On the rare occasions raindrops fall in Southern California, drivers often reveal how little they seem to know about driving in wet road conditions.
La Habra Police Department Sgt. Jim Tigner sees a lot of Southern California drivers in the rain not following the rules required for inclement weather driving. He offered his advice based on a recent reader question.
Question: What’s the one thing you notice a lot of drivers do or don’t do in the rain?
Sgt. Jim Tigner: I notice a lot of vehicles on the roadway that do not have their headlamps on during the inclement weather.
The California vehicle code requires our lights to be on when it’s raining or in other conditions that reduce visibility to 1,000 feet or less.
If it’s raining and our wipers are on, our headlamps should be on, too! If not, you increase your chance of getting into a collision or a costly citation. Neither one is good! As the California Department of Transportation says, “Wipers On! Headlights On!”

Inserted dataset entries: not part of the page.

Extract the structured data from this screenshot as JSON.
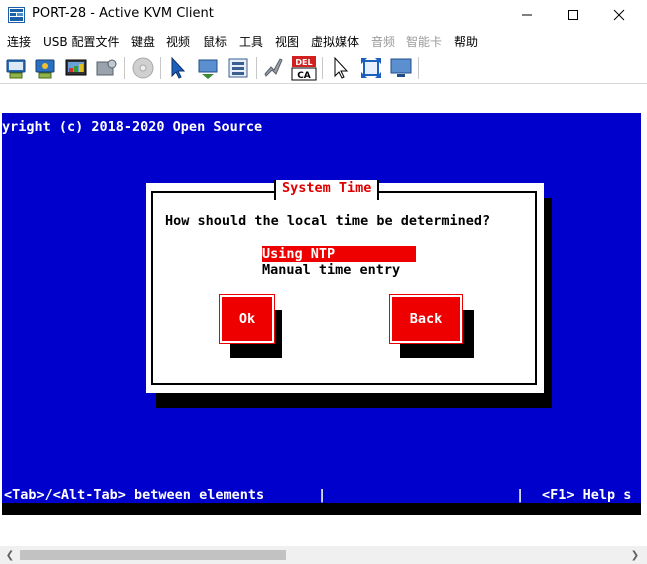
{
  "window": {
    "title": "PORT-28 - Active KVM Client",
    "icon": "kvm-app-icon"
  },
  "menu": [
    {
      "label": "连接",
      "enabled": true
    },
    {
      "label": "USB 配置文件",
      "enabled": true
    },
    {
      "label": "键盘",
      "enabled": true
    },
    {
      "label": "视频",
      "enabled": true
    },
    {
      "label": "鼠标",
      "enabled": true
    },
    {
      "label": "工具",
      "enabled": true
    },
    {
      "label": "视图",
      "enabled": true
    },
    {
      "label": "虚拟媒体",
      "enabled": true
    },
    {
      "label": "音频",
      "enabled": false
    },
    {
      "label": "智能卡",
      "enabled": false
    },
    {
      "label": "帮助",
      "enabled": true
    }
  ],
  "toolbar": {
    "del_badge": "DEL",
    "ca_badge": "CA"
  },
  "console": {
    "line1": "yright (c) 2018-2020 Open Source",
    "dialog": {
      "title": "System Time",
      "question": "How should the local time be determined?",
      "options": [
        "Using NTP",
        "Manual time entry"
      ],
      "ok_label": "Ok",
      "back_label": "Back"
    },
    "footer_left": "<Tab>/<Alt-Tab> between elements",
    "footer_sep1": "|",
    "footer_sep2": "|",
    "footer_right": "<F1> Help s"
  },
  "colors": {
    "console_bg": "#0000cc",
    "dialog_accent": "#ee0000",
    "title_red": "#dd0000"
  }
}
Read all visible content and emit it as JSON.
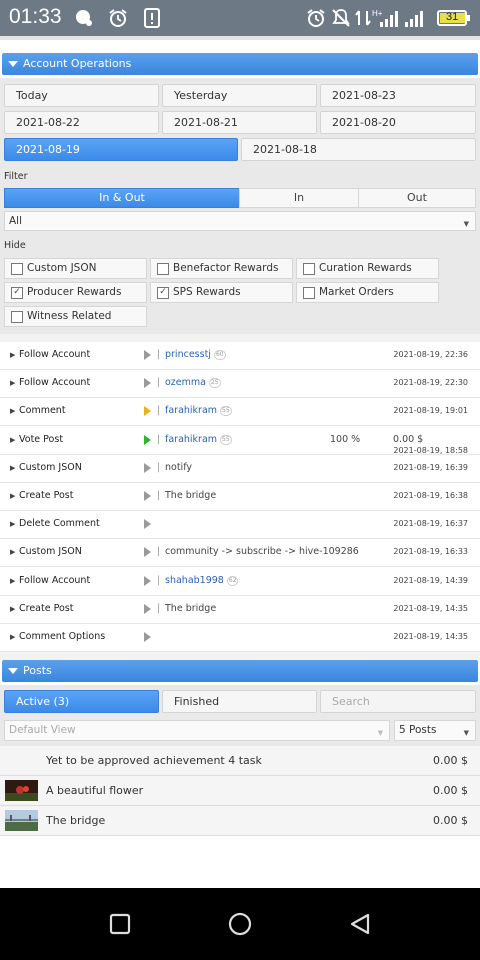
{
  "status_bar": {
    "time": "01:33",
    "battery": "31",
    "network": "H+"
  },
  "account_operations": {
    "header": "Account Operations",
    "date_buttons": [
      {
        "label": "Today",
        "active": false
      },
      {
        "label": "Yesterday",
        "active": false
      },
      {
        "label": "2021-08-23",
        "active": false
      },
      {
        "label": "2021-08-22",
        "active": false
      },
      {
        "label": "2021-08-21",
        "active": false
      },
      {
        "label": "2021-08-20",
        "active": false
      },
      {
        "label": "2021-08-19",
        "active": true
      },
      {
        "label": "2021-08-18",
        "active": false
      }
    ],
    "filter": {
      "label": "Filter",
      "segments": [
        {
          "label": "In & Out",
          "active": true
        },
        {
          "label": "In",
          "active": false
        },
        {
          "label": "Out",
          "active": false
        }
      ],
      "select_value": "All"
    },
    "hide": {
      "label": "Hide",
      "options": [
        {
          "label": "Custom JSON",
          "checked": false
        },
        {
          "label": "Benefactor Rewards",
          "checked": false
        },
        {
          "label": "Curation Rewards",
          "checked": false
        },
        {
          "label": "Producer Rewards",
          "checked": true
        },
        {
          "label": "SPS Rewards",
          "checked": true
        },
        {
          "label": "Market Orders",
          "checked": false
        },
        {
          "label": "Witness Related",
          "checked": false
        }
      ]
    },
    "operations": [
      {
        "name": "Follow Account",
        "detail": "princesstj",
        "rep": "60",
        "is_link": true,
        "time": "2021-08-19, 22:36",
        "play_color": "#9a9a9a"
      },
      {
        "name": "Follow Account",
        "detail": "ozemma",
        "rep": "25",
        "is_link": true,
        "time": "2021-08-19, 22:30",
        "play_color": "#9a9a9a"
      },
      {
        "name": "Comment",
        "detail": "farahikram",
        "rep": "55",
        "is_link": true,
        "time": "2021-08-19, 19:01",
        "play_color": "#e8b21c"
      },
      {
        "name": "Vote Post",
        "detail": "farahikram",
        "rep": "55",
        "is_link": true,
        "pct": "100 %",
        "amount": "0.00 $",
        "time": "2021-08-19, 18:58",
        "play_color": "#2fb52f"
      },
      {
        "name": "Custom JSON",
        "detail": "notify",
        "rep": "",
        "is_link": false,
        "time": "2021-08-19, 16:39",
        "play_color": "#9a9a9a"
      },
      {
        "name": "Create Post",
        "detail": "The bridge",
        "rep": "",
        "is_link": false,
        "time": "2021-08-19, 16:38",
        "play_color": "#9a9a9a"
      },
      {
        "name": "Delete Comment",
        "detail": "",
        "rep": "",
        "is_link": false,
        "time": "2021-08-19, 16:37",
        "play_color": "#9a9a9a"
      },
      {
        "name": "Custom JSON",
        "detail": "community -> subscribe -> hive-109286",
        "rep": "",
        "is_link": false,
        "time": "2021-08-19, 16:33",
        "play_color": "#9a9a9a"
      },
      {
        "name": "Follow Account",
        "detail": "shahab1998",
        "rep": "62",
        "is_link": true,
        "time": "2021-08-19, 14:39",
        "play_color": "#9a9a9a"
      },
      {
        "name": "Create Post",
        "detail": "The bridge",
        "rep": "",
        "is_link": false,
        "time": "2021-08-19, 14:35",
        "play_color": "#9a9a9a"
      },
      {
        "name": "Comment Options",
        "detail": "",
        "rep": "",
        "is_link": false,
        "time": "2021-08-19, 14:35",
        "play_color": "#9a9a9a"
      }
    ]
  },
  "posts": {
    "header": "Posts",
    "tabs": [
      {
        "label": "Active (3)",
        "active": true
      },
      {
        "label": "Finished",
        "active": false
      }
    ],
    "search_placeholder": "Search",
    "view_select": "Default View",
    "count_select": "5 Posts",
    "items": [
      {
        "title": "Yet to be approved achievement 4 task",
        "payout": "0.00 $",
        "thumb": "none"
      },
      {
        "title": "A beautiful flower",
        "payout": "0.00 $",
        "thumb": "flower"
      },
      {
        "title": "The bridge",
        "payout": "0.00 $",
        "thumb": "bridge"
      }
    ]
  },
  "nav_bar": {
    "buttons": [
      "recents-icon",
      "home-icon",
      "back-icon"
    ]
  }
}
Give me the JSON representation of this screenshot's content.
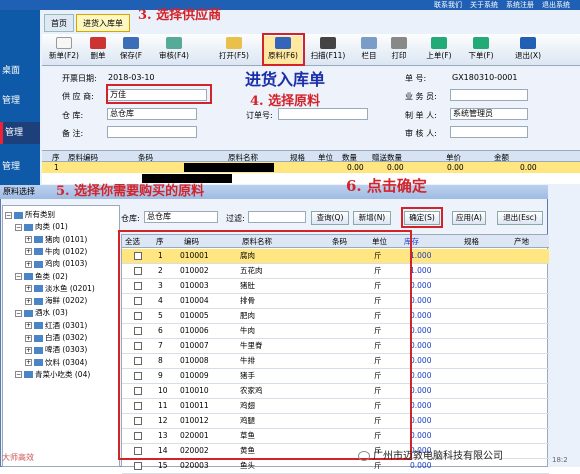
{
  "top_links": [
    "联系我们",
    "关于系统",
    "系统注册",
    "退出系统"
  ],
  "nav": [
    "桌面",
    "管理",
    "管理",
    "管理"
  ],
  "tabs": [
    "首页",
    "进货入库单"
  ],
  "toolbar": [
    "新单(F2)",
    "删单",
    "保存(F",
    "审核(F4)",
    "打开(F5)",
    "原料(F6)",
    "扫描(F11)",
    "栏目",
    "打印",
    "上单(F)",
    "下单(F)",
    "退出(X)"
  ],
  "form": {
    "title": "进货入库单",
    "date_label": "开票日期:",
    "date": "2018-03-10",
    "supplier_label": "供 应 商:",
    "supplier": "万佳",
    "warehouse_label": "仓    库:",
    "warehouse": "总仓库",
    "note_label": "备    注:",
    "note": "",
    "order_label": "订单号:",
    "order": "",
    "no_label": "单    号:",
    "no": "GX180310-0001",
    "staff_label": "业 务 员:",
    "staff": "",
    "maker_label": "制 单 人:",
    "maker": "系统管理员",
    "auditor_label": "审 核 人:",
    "auditor": ""
  },
  "grid": {
    "headers": [
      "序",
      "原料编码",
      "条码",
      "原料名称",
      "规格",
      "单位",
      "数量",
      "赠送数量",
      "单价",
      "金额"
    ],
    "row": {
      "idx": "1",
      "qty": "0.00",
      "gift": "0.00",
      "price": "0.00",
      "amount": "0.00"
    }
  },
  "annotations": {
    "a3": "3. 选择供应商",
    "a4": "4. 选择原料",
    "a5": "5. 选择你需要购买的原料",
    "a6": "6. 点击确定"
  },
  "dialog": {
    "title": "原料选择",
    "warehouse_label": "仓库:",
    "warehouse": "总仓库",
    "filter_label": "过滤:",
    "buttons": [
      "查询(Q)",
      "新增(N)",
      "确定(S)",
      "应用(A)",
      "退出(Esc)"
    ],
    "tree": [
      {
        "t": "所有类别",
        "lv": 0
      },
      {
        "t": "肉类 (01)",
        "lv": 1
      },
      {
        "t": "猪肉 (0101)",
        "lv": 2
      },
      {
        "t": "牛肉 (0102)",
        "lv": 2
      },
      {
        "t": "鸡肉 (0103)",
        "lv": 2
      },
      {
        "t": "鱼类 (02)",
        "lv": 1
      },
      {
        "t": "淡水鱼 (0201)",
        "lv": 2
      },
      {
        "t": "海鲜 (0202)",
        "lv": 2
      },
      {
        "t": "酒水 (03)",
        "lv": 1
      },
      {
        "t": "红酒 (0301)",
        "lv": 2
      },
      {
        "t": "白酒 (0302)",
        "lv": 2
      },
      {
        "t": "啤酒 (0303)",
        "lv": 2
      },
      {
        "t": "饮料 (0304)",
        "lv": 2
      },
      {
        "t": "青菜小吃类 (04)",
        "lv": 1
      }
    ],
    "table_headers": [
      "全选",
      "序",
      "编码",
      "原料名称",
      "条码",
      "单位",
      "库存",
      "规格",
      "产地"
    ],
    "rows": [
      {
        "n": "1",
        "code": "010001",
        "name": "腐肉",
        "unit": "斤",
        "stock": "1.000"
      },
      {
        "n": "2",
        "code": "010002",
        "name": "五花肉",
        "unit": "斤",
        "stock": "1.000"
      },
      {
        "n": "3",
        "code": "010003",
        "name": "猪肚",
        "unit": "斤",
        "stock": "0.000"
      },
      {
        "n": "4",
        "code": "010004",
        "name": "排骨",
        "unit": "斤",
        "stock": "0.000"
      },
      {
        "n": "5",
        "code": "010005",
        "name": "肥肉",
        "unit": "斤",
        "stock": "0.000"
      },
      {
        "n": "6",
        "code": "010006",
        "name": "牛肉",
        "unit": "斤",
        "stock": "0.000"
      },
      {
        "n": "7",
        "code": "010007",
        "name": "牛里脊",
        "unit": "斤",
        "stock": "0.000"
      },
      {
        "n": "8",
        "code": "010008",
        "name": "牛排",
        "unit": "斤",
        "stock": "0.000"
      },
      {
        "n": "9",
        "code": "010009",
        "name": "猪手",
        "unit": "斤",
        "stock": "0.000"
      },
      {
        "n": "10",
        "code": "010010",
        "name": "农家鸡",
        "unit": "斤",
        "stock": "0.000"
      },
      {
        "n": "11",
        "code": "010011",
        "name": "鸡翅",
        "unit": "斤",
        "stock": "0.000"
      },
      {
        "n": "12",
        "code": "010012",
        "name": "鸡腿",
        "unit": "斤",
        "stock": "0.000"
      },
      {
        "n": "13",
        "code": "020001",
        "name": "草鱼",
        "unit": "斤",
        "stock": "0.000"
      },
      {
        "n": "14",
        "code": "020002",
        "name": "黄鱼",
        "unit": "斤",
        "stock": "0.000"
      },
      {
        "n": "15",
        "code": "020003",
        "name": "鱼头",
        "unit": "斤",
        "stock": "0.000"
      }
    ]
  },
  "watermark": "广州市迈敦电脑科技有限公司",
  "watermark_left": "大师高效",
  "time": "18:2"
}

Drivers should also increase their following distance. Very often we see cars that are way too close to the car ahead of them.
A good general rule is to have a car length’s distance for every 10 miles per hour (mph) you are traveling. You should probably increase this in inclement weather. So, if you’re going 40 mph, you should have at least four car lengths between the front of your car and the back of the car ahead of you. At 40 mph, you’re traveling about 60 feet per second and at 70 mph, you’re traveling about 105 feet per second! Many rear-end collisions can be avoided if you are attentive and have an appropriate following distance so you can safely react.
The first few hours of any rain is the most dangerous. The combination of water and oil on the roadways make them slick and therefore increase the distance needed to stop.